O software malicioso utilizado contra a Sony também tem sobreposições com o Shamoon, talvez a mais emblemática implementação de software limpador até o momento, que destruiu informações de centenas de computadores na Arábia Saudita em 2012. Ambos utilizaram os mesmos tipos de drivers disponíveis no mercado da biblioteca RawDisk, fabricados pela EldoS Corp., disse Baumgartner. O Shamoon também foi compilado muito pouco antes de ser ativado.

Depois dos ataques em 2013, pesquisadores da unidade McAfee, da Intel Corp., rastrearam o código até uma família de softwares maliciosos utilizados contra alvos sul-coreanos e americanos, a partir de 2009, com ataques de negação de serviço contra alvos militares da Coreia do Sul e dos EUA. A McAfee denominou o ataque “Operação Troia”.

A CrowdStrike Inc., outra empresa de tecnologia de segurança, dá um nome distinto ao grupo DarkSeoul -- Silent Chollima, em referência ao mítico cavalo alado que é um símbolo importante na Coreia do Norte. A CrowdStrike vem rastreando o grupo desde 2006 e vinculou-o ao governo norte-coreano.

“Na verdade, os ataques destrutivos são muito, muito raros -- a Coreia do Norte é um dos poucos a lançar esse tipo de ataque diversas vezes”, disse Dmitri Alperovitch, CEO e um dos fundadores da CrowdStrike, que tem sede em Irvine, Califórnia. “Eles parecem estar sempre desafiando os limites do que podem fazer”.

"Guardiões da paz"

No caso da Sony, um grupo antes desconhecido que se autodenomina GOP, sigla em inglês de “Guardiões da paz”, se declarou responsável. Em ataques anteriores atribuídos à Coreia do Norte, os hackers também se apresentaram como grupos “hacktivistas”, de acordo com John Hultquist, gerente sênior de inteligência sobre ameaça de espionagem cibernética da iSight Partners Inc., empresa de segurança virtual com sede em Dallas.

Hultquist disse que os hackers podem ser contratados ou estão criando um perfil “hacktivista” para ocultar suas identidades, especialmente porque o grupo não tem um histórico de atos semelhantes.

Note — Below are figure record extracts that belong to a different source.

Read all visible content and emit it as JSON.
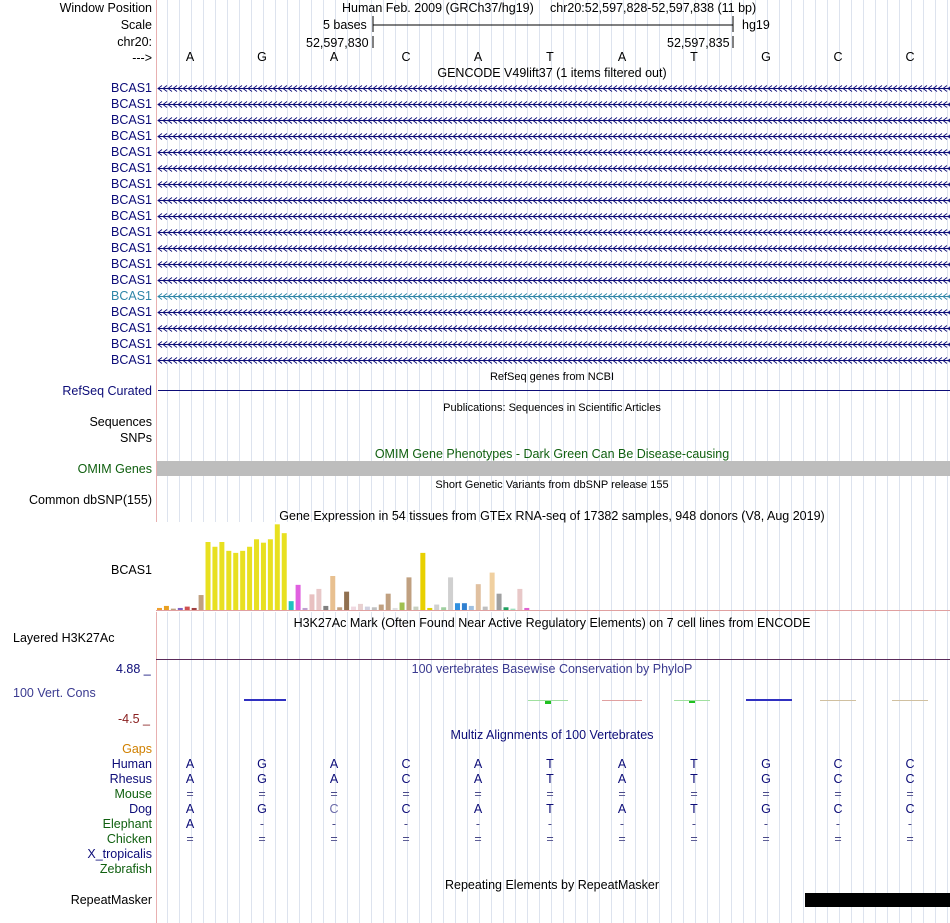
{
  "header": {
    "window_position_label": "Window Position",
    "scale_label": "Scale",
    "chrom_label": "chr20:",
    "arrow_label": "--->",
    "assembly_text": "Human Feb. 2009 (GRCh37/hg19)",
    "position_text": "chr20:52,597,828-52,597,838 (11 bp)",
    "scale_text": "5 bases",
    "db_text": "hg19",
    "coord_left": "52,597,830",
    "coord_right": "52,597,835"
  },
  "bases": [
    "A",
    "G",
    "A",
    "C",
    "A",
    "T",
    "A",
    "T",
    "G",
    "C",
    "C"
  ],
  "gencode": {
    "title": "GENCODE V49lift37 (1 items filtered out)",
    "genes": [
      "BCAS1",
      "BCAS1",
      "BCAS1",
      "BCAS1",
      "BCAS1",
      "BCAS1",
      "BCAS1",
      "BCAS1",
      "BCAS1",
      "BCAS1",
      "BCAS1",
      "BCAS1",
      "BCAS1",
      "BCAS1",
      "BCAS1",
      "BCAS1",
      "BCAS1",
      "BCAS1"
    ],
    "highlight_index": 13
  },
  "refseq": {
    "title": "RefSeq genes from NCBI",
    "label": "RefSeq Curated"
  },
  "publications": {
    "title": "Publications: Sequences in Scientific Articles",
    "label1": "Sequences",
    "label2": "SNPs"
  },
  "omim": {
    "title": "OMIM Gene Phenotypes - Dark Green Can Be Disease-causing",
    "label": "OMIM Genes"
  },
  "dbsnp": {
    "title": "Short Genetic Variants from dbSNP release 155",
    "label": "Common dbSNP(155)"
  },
  "gtex": {
    "title": "Gene Expression in 54 tissues from GTEx RNA-seq of 17382 samples, 948 donors (V8, Aug 2019)",
    "label": "BCAS1",
    "bars": [
      {
        "v": 3,
        "c": "#f0a030"
      },
      {
        "v": 6,
        "c": "#e8a020"
      },
      {
        "v": 2,
        "c": "#c0a080"
      },
      {
        "v": 3,
        "c": "#8060c0"
      },
      {
        "v": 5,
        "c": "#d05050"
      },
      {
        "v": 3,
        "c": "#a04040"
      },
      {
        "v": 22,
        "c": "#c0a080"
      },
      {
        "v": 100,
        "c": "#e8e020"
      },
      {
        "v": 93,
        "c": "#e8e020"
      },
      {
        "v": 100,
        "c": "#e8e020"
      },
      {
        "v": 87,
        "c": "#e8e020"
      },
      {
        "v": 84,
        "c": "#e8e020"
      },
      {
        "v": 87,
        "c": "#e8e020"
      },
      {
        "v": 93,
        "c": "#e8e020"
      },
      {
        "v": 104,
        "c": "#e8e020"
      },
      {
        "v": 99,
        "c": "#e8e020"
      },
      {
        "v": 104,
        "c": "#e8e020"
      },
      {
        "v": 126,
        "c": "#e8e020"
      },
      {
        "v": 113,
        "c": "#e8e020"
      },
      {
        "v": 13,
        "c": "#20c0c0"
      },
      {
        "v": 37,
        "c": "#e060e0"
      },
      {
        "v": 3,
        "c": "#c0a0d0"
      },
      {
        "v": 23,
        "c": "#e8c0c0"
      },
      {
        "v": 31,
        "c": "#e8c8c8"
      },
      {
        "v": 6,
        "c": "#808080"
      },
      {
        "v": 50,
        "c": "#e8c090"
      },
      {
        "v": 4,
        "c": "#c0a080"
      },
      {
        "v": 27,
        "c": "#907050"
      },
      {
        "v": 5,
        "c": "#f0d8e0"
      },
      {
        "v": 9,
        "c": "#e8d0d0"
      },
      {
        "v": 5,
        "c": "#d0d0e0"
      },
      {
        "v": 4,
        "c": "#c0c0c0"
      },
      {
        "v": 8,
        "c": "#c0a080"
      },
      {
        "v": 24,
        "c": "#c0a080"
      },
      {
        "v": 3,
        "c": "#e0e0e0"
      },
      {
        "v": 11,
        "c": "#a0c050"
      },
      {
        "v": 48,
        "c": "#c0a080"
      },
      {
        "v": 5,
        "c": "#c8d0c0"
      },
      {
        "v": 84,
        "c": "#e8d000"
      },
      {
        "v": 3,
        "c": "#e0d000"
      },
      {
        "v": 8,
        "c": "#d0d0d0"
      },
      {
        "v": 4,
        "c": "#a0d0a0"
      },
      {
        "v": 48,
        "c": "#d0d0d0"
      },
      {
        "v": 10,
        "c": "#3090e0"
      },
      {
        "v": 10,
        "c": "#3080d0"
      },
      {
        "v": 6,
        "c": "#a0c0e0"
      },
      {
        "v": 38,
        "c": "#e0c0a0"
      },
      {
        "v": 5,
        "c": "#c0c0c0"
      },
      {
        "v": 55,
        "c": "#f0d0a0"
      },
      {
        "v": 24,
        "c": "#a0a0a0"
      },
      {
        "v": 4,
        "c": "#20a060"
      },
      {
        "v": 2,
        "c": "#a0e0c0"
      },
      {
        "v": 31,
        "c": "#e8c8c8"
      },
      {
        "v": 3,
        "c": "#e060d0"
      }
    ]
  },
  "h3k27ac": {
    "title": "H3K27Ac Mark (Often Found Near Active Regulatory Elements) on 7 cell lines from ENCODE",
    "label": "Layered H3K27Ac"
  },
  "phylop": {
    "title": "100 vertebrates Basewise Conservation by PhyloP",
    "label": "100 Vert. Cons",
    "max": "4.88 _",
    "min": "-4.5 _"
  },
  "multiz": {
    "title": "Multiz Alignments of 100 Vertebrates",
    "gaps_label": "Gaps",
    "species": [
      {
        "name": "Human",
        "color": "#0c0c78",
        "row": [
          "A",
          "G",
          "A",
          "C",
          "A",
          "T",
          "A",
          "T",
          "G",
          "C",
          "C"
        ]
      },
      {
        "name": "Rhesus",
        "color": "#0c0c78",
        "row": [
          "A",
          "G",
          "A",
          "C",
          "A",
          "T",
          "A",
          "T",
          "G",
          "C",
          "C"
        ]
      },
      {
        "name": "Mouse",
        "color": "#106010",
        "row": [
          "=",
          "=",
          "=",
          "=",
          "=",
          "=",
          "=",
          "=",
          "=",
          "=",
          "="
        ]
      },
      {
        "name": "Dog",
        "color": "#0c0c78",
        "row": [
          "A",
          "G",
          "C",
          "C",
          "A",
          "T",
          "A",
          "T",
          "G",
          "C",
          "C"
        ]
      },
      {
        "name": "Elephant",
        "color": "#106010",
        "row": [
          "A",
          "-",
          "-",
          "-",
          "-",
          "-",
          "-",
          "-",
          "-",
          "-",
          "-"
        ]
      },
      {
        "name": "Chicken",
        "color": "#106010",
        "row": [
          "=",
          "=",
          "=",
          "=",
          "=",
          "=",
          "=",
          "=",
          "=",
          "=",
          "="
        ]
      },
      {
        "name": "X_tropicalis",
        "color": "#0c0c78",
        "row": [
          "",
          "",
          "",
          "",
          "",
          "",
          "",
          "",
          "",
          "",
          ""
        ]
      },
      {
        "name": "Zebrafish",
        "color": "#106010",
        "row": [
          "",
          "",
          "",
          "",
          "",
          "",
          "",
          "",
          "",
          "",
          ""
        ]
      }
    ]
  },
  "repeatmasker": {
    "title": "Repeating Elements by RepeatMasker",
    "label": "RepeatMasker"
  }
}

Trata-se de uma tática cada vez mais usada por estados-nação para cobrir seus rastros, disse ele.

“Por definição, um grupo ‘hacktivista’ tem uma história, vem desfigurando sites, fazendo coisas”, disse Hultquist. “Considerando-se a falta de experiências passadas da organização ‘hacktivista’ que se declara responsável, acho que ela conta com o apoio da Coreia do Norte ou de alguém que simpatiza com a Coreia do Norte”.